In this study, we examined secondary necrosis of neutrophils and monocytes in RA patients. We reported delayed apoptosis and impaired phagocytosis. Delayed apoptosis and secondary necrosis may lead to enhanced autoimmune responses [4, 11]. Apoptotic material in complex with autoantibodies shifts the balance toward a proinflammatory response [16].

Neutrophils are present in the synovial fluid of RA patients and at the pannus/cartilage interface [16]. Macrophages modulate synovial apoptosis [21, 22]. The clearance of apoptotic cells by macrophages yields an anti-inflammatory effect. In contrast, macrophage response to necrotic cells, including secondary necrotic cells, derived from unclean apoptotic cells, results in a proinflammatory effect.
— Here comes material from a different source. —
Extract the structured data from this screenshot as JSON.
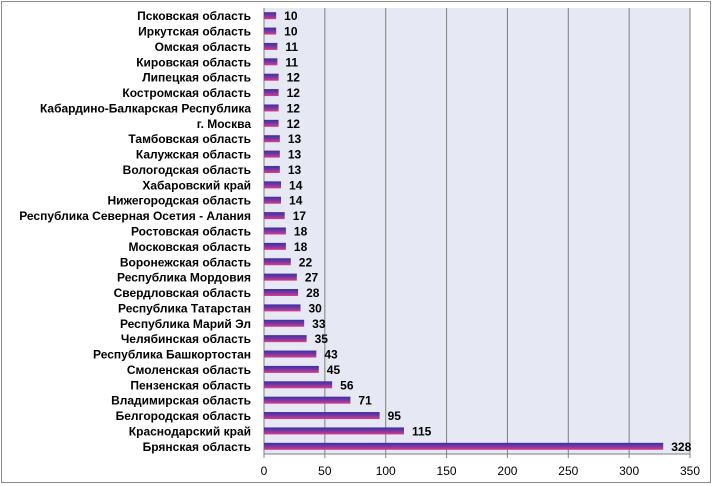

Biologic agents targeting inflammatory cytokines, such as anti-TNF therapy, combined with methotrexate (MTX) have significantly improved the efficiency of RA therapies. However, there are patients who are unresponsive to these therapies. Some immune mechanisms and subsets of immune cells are associated with the pathophysiology of RA and represent targets for therapeutic strategies such as apoptotic cell infusion [19]. The infusion of early-stage apoptotic cells may force macrophage reprogramming with proinflammatory cytokines decreasing.

Conclusion

The apoptotic shifts in peripheral blood of RA patients may affect the course of the disease. These shifts are associated with disease activity. Apoptotic, primary necrotic changes, or secondary necrotic may result in early manifestations. These results are essential to value the leading immunopathological mechanism of RA development in each case of RA patient and require of the treatment strategy.